Sunday, October 29, 2006

Reading Journal: Memory Keeper's Daughter

OK, so I finally “finished” it, sort of. Honestly, I had to skip over a lot, reading here and there. Questions from the back of the book:

1) I understood how David decided to give up the child right at the start. My father told me to do that if I ever had such a severely disabled child, because he saw the bad effects in my mother from living with her Down’s syndrome sister. Faced with such a situation, I might have done the same thing. But I wouldn’t have lived a life full of regret forever after.
2) David feels like an “impostor” because he is dishonest with himself and to others, a lot of the time.
3) I think Caroline was right to keep the child, to raise as her own, since she was willing to do that. It was best choice for the child at that point. She had a sort of loyalty to David, and didn’t want to tell Norah till after his death, because she really didn’t know what the effect of knowing about the child would be on David’s family. But after his death, she has more loyalty to the child, making her known to her birth family.
4) If our purpose in life is to meet its challenges, then Phoebe does that very well and lovingly. Paul is confused by his father about what he is supposed to do with his life, as many are when there are expectations that do not fit one’s gifts and talents or inclinations. Phoebe might have been truly miserable being raised by David and Norah.
5) When we are at points of great personal awareness, we may dissociate, watching from a distance, since the outcome is uncertain. Yes, it happens to me. Those experiences help convince me that there is a plan to my life, a set of challenges I am supposed to meet. They are deciding moments in life.
6) David and Caroline are cut from the same fabric, caretakers in the medical field, so they have an instant mutual understanding. David married Norah because she was different. He fell in love from his heart, which is not where he usually lived.
7) The fight with the wasps was the first intentional action she engaged in, her tentative launching into more effective living. Maybe if she had had a Down’s Syndrome child she would have stepped up sooner in her defence, and maybe not. Norah was quite a whiner all through the book.
8) Rosemary needs help, reminds him of his rejected daughter, and he needs to do something to make amends, so he engages that situation.

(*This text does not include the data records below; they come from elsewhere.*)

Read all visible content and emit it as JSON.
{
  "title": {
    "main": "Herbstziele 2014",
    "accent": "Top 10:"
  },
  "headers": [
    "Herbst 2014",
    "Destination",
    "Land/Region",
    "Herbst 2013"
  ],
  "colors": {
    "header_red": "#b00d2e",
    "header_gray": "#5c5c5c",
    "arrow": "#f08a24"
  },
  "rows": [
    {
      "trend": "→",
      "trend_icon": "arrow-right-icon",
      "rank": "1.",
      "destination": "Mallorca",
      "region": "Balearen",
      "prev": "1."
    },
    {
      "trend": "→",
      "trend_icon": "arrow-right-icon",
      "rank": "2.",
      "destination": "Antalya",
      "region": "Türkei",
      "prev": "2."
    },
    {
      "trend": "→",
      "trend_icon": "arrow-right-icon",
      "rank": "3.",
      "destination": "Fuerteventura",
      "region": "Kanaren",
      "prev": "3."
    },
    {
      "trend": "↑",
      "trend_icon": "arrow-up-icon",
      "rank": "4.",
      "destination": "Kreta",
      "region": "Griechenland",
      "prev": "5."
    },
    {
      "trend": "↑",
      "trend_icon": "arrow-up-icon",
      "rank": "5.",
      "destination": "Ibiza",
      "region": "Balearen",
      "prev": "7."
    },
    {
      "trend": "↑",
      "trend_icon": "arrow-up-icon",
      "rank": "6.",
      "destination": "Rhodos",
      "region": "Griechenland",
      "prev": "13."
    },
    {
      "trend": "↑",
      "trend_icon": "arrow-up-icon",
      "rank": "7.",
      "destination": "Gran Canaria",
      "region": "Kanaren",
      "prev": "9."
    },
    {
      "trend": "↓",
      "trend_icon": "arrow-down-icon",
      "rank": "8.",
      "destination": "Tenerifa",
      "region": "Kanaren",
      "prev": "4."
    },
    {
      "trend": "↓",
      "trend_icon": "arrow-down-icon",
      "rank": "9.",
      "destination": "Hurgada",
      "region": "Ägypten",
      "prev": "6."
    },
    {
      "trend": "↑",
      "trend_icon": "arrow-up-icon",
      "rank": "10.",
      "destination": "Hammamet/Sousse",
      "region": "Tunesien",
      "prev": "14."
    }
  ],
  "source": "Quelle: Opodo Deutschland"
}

9) Generally, I think the factual truth is best acknowledged, throughout life, even if causes matters to take a course you do not like at the time. Honesty is the best policy. It takes too much energy to sustain the deceitful state, and as it says in scripture, it “eats your bones”, quite literally. Long into the deceitful place, it may seem to do no good to reveal to others the truth, when even then, the truth is best adhered to. Horrible words said by the dying do not need to be relayed to their object. Passing on bad reports, even if true, is seldom necessary.

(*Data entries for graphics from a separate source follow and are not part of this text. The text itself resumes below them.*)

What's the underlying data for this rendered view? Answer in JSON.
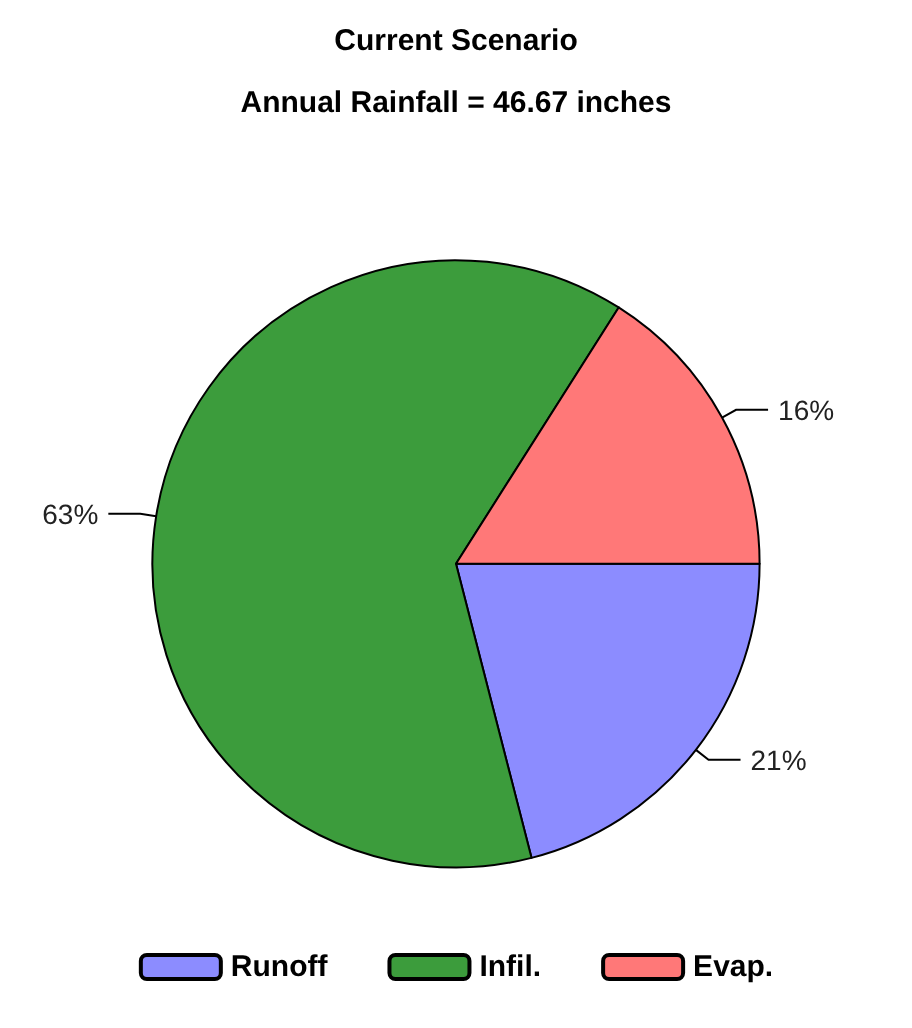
{
  "chart_data": {
    "type": "pie",
    "title": "Current Scenario",
    "subtitle": "Annual Rainfall = 46.67 inches",
    "categories": [
      "Runoff",
      "Infil.",
      "Evap."
    ],
    "values": [
      21,
      63,
      16
    ],
    "value_labels": [
      "21%",
      "63%",
      "16%"
    ],
    "colors": [
      "#8c8cff",
      "#3c9c3c",
      "#ff7878"
    ],
    "legend": "bottom"
  }
}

10) If David had been honest at the start, and he and Norah had faced the difficulties of raising these children as a team, their love might have survived, or maybe it would have fallen apart much sooner. I think David would have loved Phoebe, as he did his own sister, and honoured his son’s gifts more. Norah might have become her advocate. Caroline would have eventually married someone else. But that would be a very different story.